“Oh!” she whispered, “what a wicked girl I am! I’m glad to see mother, but—I—don’t want to come home. I didn’t know it would be as bad as this.— What shall I do? What shall I do?”


“An invitation for the Jenkinses—for the 14th,” Mrs. Ruan said, triumphantly, coming into the dining-room one morning.

Bridget sat at the table writing. She had been home about three months. Mr. Ruan, who had not yet gone to business, lay back in his arm-chair before the fire, with the paper. His coat hung over the back of the chair; he usually preferred to sit in his shirt-sleeves when he was off duty.

Bridget looked up. She frowned a little, began to speak, and was silent, biting the end of her pen.

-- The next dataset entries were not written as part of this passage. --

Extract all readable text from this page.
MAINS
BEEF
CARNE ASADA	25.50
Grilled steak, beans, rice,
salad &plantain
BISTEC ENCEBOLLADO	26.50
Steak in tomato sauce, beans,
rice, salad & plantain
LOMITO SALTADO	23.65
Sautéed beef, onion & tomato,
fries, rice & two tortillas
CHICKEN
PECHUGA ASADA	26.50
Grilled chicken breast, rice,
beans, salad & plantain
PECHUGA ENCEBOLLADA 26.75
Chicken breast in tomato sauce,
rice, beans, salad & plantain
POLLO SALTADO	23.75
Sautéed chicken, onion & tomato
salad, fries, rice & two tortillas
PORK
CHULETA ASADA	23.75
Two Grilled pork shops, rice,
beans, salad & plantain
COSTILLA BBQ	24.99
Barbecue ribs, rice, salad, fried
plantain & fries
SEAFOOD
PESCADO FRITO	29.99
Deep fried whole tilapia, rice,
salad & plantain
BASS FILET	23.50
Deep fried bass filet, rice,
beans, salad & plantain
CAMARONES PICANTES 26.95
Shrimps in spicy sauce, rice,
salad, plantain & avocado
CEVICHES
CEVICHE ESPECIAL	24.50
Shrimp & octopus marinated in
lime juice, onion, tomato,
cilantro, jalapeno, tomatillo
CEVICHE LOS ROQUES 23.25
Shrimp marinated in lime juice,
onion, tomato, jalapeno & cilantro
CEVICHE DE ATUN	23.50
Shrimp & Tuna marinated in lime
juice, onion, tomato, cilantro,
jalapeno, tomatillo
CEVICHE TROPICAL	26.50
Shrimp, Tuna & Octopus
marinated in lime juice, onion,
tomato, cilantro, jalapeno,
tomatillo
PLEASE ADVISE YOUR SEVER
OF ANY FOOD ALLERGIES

“Well, what is it?” Mrs. Ruan’s voice changed at once into an irritable, complaining key. “You don’t want to go, I suppose?”

“Don’t want to go?—why not?” exclaimed Mr. Ruan, looking up from his paper. “Aren’t the Jenkinses good enough for her? You don’t seem to ’ave made so many friends at school, my girl; so if you’re not invited away to stay with swells, you must put up with the people ’ere, or go without.”

“I didn’t say I didn’t want to go,” Bridget replied, turning away her head.

“Didn’t say. Of course not; it’s your manner,” retorted her mother. “I thought you’d come back more fit to ornament society, that I did,” she said bitterly. “Instead of which you seem to care for no gayeties like other girls—nothing but those everlasting books. I’m sure—”

“That ’ull do, mother,” her husband broke in, raising his voice. “She’ll go—that’s all about it—and take some music, can’t you?” he added angrily, turning to Bridget, “and let them see you can play. Hang it all! I expect old Joe Jenkins is laughing in his sleeve, to think of all the money I’ve spent on you. A ’undred and twenty a year! and what’s the good of it?”